Everyone agrees that the food scene needed a shake-up. Students and staff have been consulted and there have been focus groups. But on the campus, which promotes Fair Trade and where Nestlé is banned and all eggs are free-range, Vockins claims that “the impetus for more sustainable, socially responsible, nutritious and socially cohesive food is coming from the union not the university”. This includes what Magzoub describes as an “awesome” fruit and veg market stall on a Tuesday, a food highlight on an otherwise poorly-provided-for site.
“There could be a lot more access to fruit and vegetables. And my vegetarian friends are frustrated by the lack of options on campus.” Ben Day, who left last summer, says that food prices on campus are extortionate.
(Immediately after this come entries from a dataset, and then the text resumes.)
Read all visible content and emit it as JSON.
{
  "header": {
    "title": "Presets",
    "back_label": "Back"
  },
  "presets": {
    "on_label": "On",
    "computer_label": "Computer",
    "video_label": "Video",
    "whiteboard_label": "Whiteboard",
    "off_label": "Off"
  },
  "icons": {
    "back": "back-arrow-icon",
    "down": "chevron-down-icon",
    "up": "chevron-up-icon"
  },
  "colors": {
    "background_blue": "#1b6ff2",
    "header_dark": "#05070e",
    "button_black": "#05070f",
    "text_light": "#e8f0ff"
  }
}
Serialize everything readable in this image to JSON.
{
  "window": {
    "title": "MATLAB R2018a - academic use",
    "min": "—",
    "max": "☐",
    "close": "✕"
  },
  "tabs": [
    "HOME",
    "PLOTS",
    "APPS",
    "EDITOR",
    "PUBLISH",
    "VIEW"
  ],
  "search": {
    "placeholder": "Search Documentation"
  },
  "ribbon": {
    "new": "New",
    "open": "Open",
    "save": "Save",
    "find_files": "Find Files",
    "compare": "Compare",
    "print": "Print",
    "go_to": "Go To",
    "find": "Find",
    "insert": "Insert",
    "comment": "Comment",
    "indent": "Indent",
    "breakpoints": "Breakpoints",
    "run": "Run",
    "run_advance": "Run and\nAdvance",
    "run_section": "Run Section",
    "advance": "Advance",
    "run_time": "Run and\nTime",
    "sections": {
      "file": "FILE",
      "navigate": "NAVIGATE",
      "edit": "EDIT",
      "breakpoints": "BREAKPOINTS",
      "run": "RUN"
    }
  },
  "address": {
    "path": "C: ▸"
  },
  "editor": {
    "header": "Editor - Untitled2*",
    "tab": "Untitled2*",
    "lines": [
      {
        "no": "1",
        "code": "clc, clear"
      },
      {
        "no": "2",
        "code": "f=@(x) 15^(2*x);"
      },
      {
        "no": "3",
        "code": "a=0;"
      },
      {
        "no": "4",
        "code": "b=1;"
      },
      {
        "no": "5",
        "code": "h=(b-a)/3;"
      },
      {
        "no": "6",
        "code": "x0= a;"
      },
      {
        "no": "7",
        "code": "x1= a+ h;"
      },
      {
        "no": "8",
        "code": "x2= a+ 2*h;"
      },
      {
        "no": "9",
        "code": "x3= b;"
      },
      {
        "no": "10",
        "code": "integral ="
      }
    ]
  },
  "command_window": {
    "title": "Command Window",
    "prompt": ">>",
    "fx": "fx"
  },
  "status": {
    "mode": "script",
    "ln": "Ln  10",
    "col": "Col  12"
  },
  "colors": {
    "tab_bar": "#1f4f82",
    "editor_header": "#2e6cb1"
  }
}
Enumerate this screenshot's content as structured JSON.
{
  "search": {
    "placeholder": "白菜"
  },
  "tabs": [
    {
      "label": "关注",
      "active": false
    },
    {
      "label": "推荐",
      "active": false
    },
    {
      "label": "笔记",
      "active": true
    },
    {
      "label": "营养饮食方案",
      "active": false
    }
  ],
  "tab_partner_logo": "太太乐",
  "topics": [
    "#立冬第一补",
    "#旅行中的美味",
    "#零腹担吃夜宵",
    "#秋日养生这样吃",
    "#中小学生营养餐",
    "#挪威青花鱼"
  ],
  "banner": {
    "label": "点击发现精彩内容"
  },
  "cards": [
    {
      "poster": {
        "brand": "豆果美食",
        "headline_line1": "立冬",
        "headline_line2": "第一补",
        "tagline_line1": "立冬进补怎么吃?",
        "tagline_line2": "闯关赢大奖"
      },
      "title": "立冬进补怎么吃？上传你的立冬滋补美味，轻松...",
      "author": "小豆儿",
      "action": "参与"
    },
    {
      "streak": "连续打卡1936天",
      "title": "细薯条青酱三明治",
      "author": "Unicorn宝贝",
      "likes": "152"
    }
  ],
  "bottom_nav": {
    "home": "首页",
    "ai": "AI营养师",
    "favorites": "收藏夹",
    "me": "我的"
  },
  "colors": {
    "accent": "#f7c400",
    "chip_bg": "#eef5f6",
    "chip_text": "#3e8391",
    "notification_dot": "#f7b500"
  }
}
Their preferences may not be met by the catering head Charles Dudley's vision of “niche operations to satisfy customers' needs”. He is transforming the traditional refectory into a “food avenue with sub brands along it”, though the more Asian-leaning menu of wok, sushi and noodle dishes will indicate nutritional content, and is aiming for Food for the Brain accreditation.
“If it's the start of actually making food on campus nutritional, brilliant, but it's how people eat as well as what they eat that matters,” says Vockins. “Fast food has denigrated our food culture. The catering review could have been ground-breaking instead of creating a weak copy of the high street on campus.”
Edinburgh
The healthy rivalry between the University of Edinburgh and its students' association (aka union) stems from its efforts to feed students well.
The university won a healthy choices award from the Scottish Executive for its contribution to tackling health problems in Scotland where obesity levels are second only to those in the United States.
At least half the food in its cafés, refectories and halls of residence must be healthy. At the students' association's Café Senses a third of the food on the menu is organic and half of the meals contain locally sourced ingredients. For under £4 students can fill up on spag bol made with organic beef, or locally grown vegetables. The project was set up by the students' association a couple of years ago with help from the Soil Association.
“We have a welfare policy to provide healthy eating,” says the incoming students' association president, Adam Ramsay. “The difference between a 17-year-old living with parents and being fed and an 18-year-old who has to feed themselves is enormous.”
Every self-catering fresher is given a CD with recipes and nutritional advice, but 2,000 students - more than a third of first years - choose catered halls of residence.
Ex-boarder Ramsay had no complaints about the meals, and no wonder with choices such as home-prepared muesli, orange chicken and Puy lentils, wholemeal pasta and brown rice. Edinburgh was the first UK university to be accredited by Food for the Brain, an educational charity promoting awareness of the link between learning, mental health and nutrition.